Showing what you know

One of the challenges of exams is that they not only test you on what you know but they also test you on how you interpret the question to show what you know. A case in point is last summer's AS Paper 2 in which lots of students (including many of my own, I'm sure) saw a question about gender and thought "Woo hoo! We've done this one already - it was on last year's Paper 2". Or words to that effect...

Of course, a gender question was set on the 2016 paper, but with a very different focus. The problem with this is that - like all the other areas you do for Paper 2 in the AS and the A level - you have to select the most relevant knowledge to address the question that's been asked... not the question you'd have liked to be asked. And with Question 3 on Paper 2, the focus was very much supposed to be on representation of gender. That means that it's not really relevant* to talk about studies into language use and interaction.

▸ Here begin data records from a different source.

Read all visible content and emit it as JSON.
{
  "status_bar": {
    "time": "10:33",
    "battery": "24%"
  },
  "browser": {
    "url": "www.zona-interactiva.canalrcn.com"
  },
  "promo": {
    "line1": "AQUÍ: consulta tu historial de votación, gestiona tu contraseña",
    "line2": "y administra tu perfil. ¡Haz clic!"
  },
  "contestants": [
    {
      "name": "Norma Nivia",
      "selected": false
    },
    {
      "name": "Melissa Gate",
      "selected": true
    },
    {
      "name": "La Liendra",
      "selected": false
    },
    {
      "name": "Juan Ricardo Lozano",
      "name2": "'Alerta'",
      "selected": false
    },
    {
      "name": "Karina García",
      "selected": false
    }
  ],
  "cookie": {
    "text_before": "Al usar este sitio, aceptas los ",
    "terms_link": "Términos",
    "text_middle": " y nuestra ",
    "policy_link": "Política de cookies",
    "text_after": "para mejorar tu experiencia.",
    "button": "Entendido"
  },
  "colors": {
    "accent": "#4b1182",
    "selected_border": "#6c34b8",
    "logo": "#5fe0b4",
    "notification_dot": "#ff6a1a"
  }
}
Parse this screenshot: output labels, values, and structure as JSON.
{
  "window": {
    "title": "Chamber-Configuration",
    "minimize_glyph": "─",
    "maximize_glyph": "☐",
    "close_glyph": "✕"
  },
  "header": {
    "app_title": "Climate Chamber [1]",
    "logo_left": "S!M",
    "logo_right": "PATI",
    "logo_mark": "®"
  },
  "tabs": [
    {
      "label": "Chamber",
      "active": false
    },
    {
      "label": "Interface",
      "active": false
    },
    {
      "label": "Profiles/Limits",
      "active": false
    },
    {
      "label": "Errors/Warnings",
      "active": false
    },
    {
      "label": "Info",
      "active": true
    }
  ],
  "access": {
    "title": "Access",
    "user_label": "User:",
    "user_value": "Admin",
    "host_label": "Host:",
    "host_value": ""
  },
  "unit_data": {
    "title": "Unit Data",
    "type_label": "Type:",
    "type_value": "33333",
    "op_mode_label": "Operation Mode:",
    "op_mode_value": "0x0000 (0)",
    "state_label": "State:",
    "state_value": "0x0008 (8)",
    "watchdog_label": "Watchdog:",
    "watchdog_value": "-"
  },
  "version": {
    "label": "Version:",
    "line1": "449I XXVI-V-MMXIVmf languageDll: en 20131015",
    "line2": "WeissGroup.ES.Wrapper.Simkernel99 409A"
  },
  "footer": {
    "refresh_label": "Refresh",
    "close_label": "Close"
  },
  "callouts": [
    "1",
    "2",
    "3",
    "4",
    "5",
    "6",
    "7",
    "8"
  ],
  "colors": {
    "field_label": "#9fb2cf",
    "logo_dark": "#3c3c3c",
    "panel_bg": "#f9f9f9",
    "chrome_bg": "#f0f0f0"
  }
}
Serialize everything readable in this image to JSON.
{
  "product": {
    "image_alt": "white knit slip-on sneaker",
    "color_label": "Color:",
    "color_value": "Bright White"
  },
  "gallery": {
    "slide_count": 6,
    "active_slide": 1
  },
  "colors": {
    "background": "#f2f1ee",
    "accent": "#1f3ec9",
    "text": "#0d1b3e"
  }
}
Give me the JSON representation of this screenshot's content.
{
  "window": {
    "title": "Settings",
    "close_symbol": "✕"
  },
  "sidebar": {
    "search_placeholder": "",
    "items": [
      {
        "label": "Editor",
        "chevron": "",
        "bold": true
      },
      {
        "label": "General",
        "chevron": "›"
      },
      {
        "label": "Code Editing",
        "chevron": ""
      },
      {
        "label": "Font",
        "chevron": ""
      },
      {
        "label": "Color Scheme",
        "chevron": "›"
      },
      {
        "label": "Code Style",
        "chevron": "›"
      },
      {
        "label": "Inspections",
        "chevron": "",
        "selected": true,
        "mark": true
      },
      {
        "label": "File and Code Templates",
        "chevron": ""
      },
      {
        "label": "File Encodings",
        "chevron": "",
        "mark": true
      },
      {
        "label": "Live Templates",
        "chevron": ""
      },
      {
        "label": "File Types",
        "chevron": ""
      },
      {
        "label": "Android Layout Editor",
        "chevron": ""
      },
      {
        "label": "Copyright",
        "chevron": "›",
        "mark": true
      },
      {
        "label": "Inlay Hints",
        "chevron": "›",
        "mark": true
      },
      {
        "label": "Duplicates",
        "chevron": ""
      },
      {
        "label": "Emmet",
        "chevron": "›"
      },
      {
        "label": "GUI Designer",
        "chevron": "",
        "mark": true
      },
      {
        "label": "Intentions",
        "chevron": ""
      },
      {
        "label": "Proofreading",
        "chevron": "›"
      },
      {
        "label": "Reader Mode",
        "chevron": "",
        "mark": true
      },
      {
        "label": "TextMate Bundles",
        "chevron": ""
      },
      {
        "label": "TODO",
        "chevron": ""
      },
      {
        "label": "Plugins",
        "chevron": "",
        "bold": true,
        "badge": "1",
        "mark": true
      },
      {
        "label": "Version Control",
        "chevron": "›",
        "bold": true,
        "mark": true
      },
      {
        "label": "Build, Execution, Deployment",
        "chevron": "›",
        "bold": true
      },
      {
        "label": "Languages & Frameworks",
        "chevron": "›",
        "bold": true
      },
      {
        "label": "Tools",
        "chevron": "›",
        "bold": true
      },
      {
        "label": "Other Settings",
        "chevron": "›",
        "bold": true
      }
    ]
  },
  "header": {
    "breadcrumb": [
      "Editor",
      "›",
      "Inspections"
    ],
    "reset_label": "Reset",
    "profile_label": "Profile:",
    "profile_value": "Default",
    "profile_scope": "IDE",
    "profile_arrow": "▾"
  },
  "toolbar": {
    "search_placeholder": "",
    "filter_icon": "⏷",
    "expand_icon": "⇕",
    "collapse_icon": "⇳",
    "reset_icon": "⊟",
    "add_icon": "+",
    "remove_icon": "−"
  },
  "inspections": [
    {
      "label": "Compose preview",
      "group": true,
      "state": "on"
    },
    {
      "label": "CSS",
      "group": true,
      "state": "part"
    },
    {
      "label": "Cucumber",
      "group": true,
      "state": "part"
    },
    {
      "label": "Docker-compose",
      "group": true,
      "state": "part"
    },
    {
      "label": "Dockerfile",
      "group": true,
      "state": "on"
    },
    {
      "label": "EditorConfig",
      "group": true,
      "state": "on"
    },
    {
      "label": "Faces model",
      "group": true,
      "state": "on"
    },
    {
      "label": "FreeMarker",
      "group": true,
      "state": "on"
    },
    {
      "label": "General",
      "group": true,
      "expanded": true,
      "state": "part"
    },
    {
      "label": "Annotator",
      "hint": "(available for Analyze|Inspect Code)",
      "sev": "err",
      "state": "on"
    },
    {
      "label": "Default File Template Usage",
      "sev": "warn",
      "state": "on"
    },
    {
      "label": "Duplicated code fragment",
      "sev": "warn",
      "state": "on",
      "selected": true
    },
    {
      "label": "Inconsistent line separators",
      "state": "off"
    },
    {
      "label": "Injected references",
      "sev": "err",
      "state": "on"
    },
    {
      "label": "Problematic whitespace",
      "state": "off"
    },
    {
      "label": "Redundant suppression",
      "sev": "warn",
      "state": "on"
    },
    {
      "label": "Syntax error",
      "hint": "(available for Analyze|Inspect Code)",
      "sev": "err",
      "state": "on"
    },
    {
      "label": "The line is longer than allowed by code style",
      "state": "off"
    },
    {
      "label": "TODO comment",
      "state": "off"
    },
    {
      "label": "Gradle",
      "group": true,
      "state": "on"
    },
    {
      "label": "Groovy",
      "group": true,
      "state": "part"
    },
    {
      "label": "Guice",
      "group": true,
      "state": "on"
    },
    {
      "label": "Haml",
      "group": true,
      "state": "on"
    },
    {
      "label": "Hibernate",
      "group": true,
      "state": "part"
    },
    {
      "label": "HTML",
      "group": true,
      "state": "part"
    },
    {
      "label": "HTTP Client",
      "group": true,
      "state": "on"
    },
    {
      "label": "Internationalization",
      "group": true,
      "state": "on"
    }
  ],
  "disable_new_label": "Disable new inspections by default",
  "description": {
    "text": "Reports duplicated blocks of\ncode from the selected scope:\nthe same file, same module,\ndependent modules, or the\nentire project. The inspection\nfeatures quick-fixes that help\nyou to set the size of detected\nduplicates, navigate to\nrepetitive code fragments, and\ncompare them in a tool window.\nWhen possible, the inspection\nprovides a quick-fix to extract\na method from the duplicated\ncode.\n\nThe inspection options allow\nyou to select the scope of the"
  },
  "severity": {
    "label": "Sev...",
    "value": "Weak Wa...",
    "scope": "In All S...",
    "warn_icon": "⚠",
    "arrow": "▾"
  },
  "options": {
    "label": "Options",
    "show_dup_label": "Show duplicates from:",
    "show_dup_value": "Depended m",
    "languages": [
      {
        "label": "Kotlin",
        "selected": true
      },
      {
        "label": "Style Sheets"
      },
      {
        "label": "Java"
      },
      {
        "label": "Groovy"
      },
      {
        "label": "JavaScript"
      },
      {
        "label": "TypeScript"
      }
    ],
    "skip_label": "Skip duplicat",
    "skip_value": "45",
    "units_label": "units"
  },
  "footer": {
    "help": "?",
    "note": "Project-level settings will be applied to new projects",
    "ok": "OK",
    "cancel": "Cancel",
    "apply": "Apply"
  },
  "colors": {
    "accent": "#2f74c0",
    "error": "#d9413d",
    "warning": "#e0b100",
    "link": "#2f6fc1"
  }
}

What's more, the question actually gave stimulus material based on discussion around sexist language as a way into the task.

This article, which appeared on The Guardian website a few weeks before the exam, is much more like the kind of thing that I think examiners were after: a text that looks at how language represents gender and how ideas about gender are constructed and challenged.

This is also a good one to think about; it's a blog by Deborah Cameron about the politics of pronouns and the reasons why various writers and linguists have argued about them and their significance.

The key thing to think about here is that when you look at the main areas for Paper 2 - broadly speaking, at AS it's accent & dialect and sociolect (including social groups, social class, occupation and gender) and at A level it's those plus ethnicity and world Englishes - you need to be aware that it's not just how people use language that is being assessed but how the users of language can be represented in language.

So, three things that you can do to help you avoid producing the wrong knowledge are:


  1. Think carefully about how questions might be phrased that ask you to focus on representation of some of the other areas - social groups, ethnicity, occupational language.
  2. If you are doing the AS, think carefully about the stimulus material and the steer it's giving you. 
  3. Read the question very carefully and select from the most relevant parts of your knowledge. Don't assume that the keyword 'gender' should be the cue to offload all your knowledge about everything you've ever learnt about gender.


(*There are a few cases where it might be a little bit more relevant - like how certain pop linguistics books represent men as from Mars and women from Venus, or how deficit theorists represent women as weak - but these aren't enough to sustain a good answer.)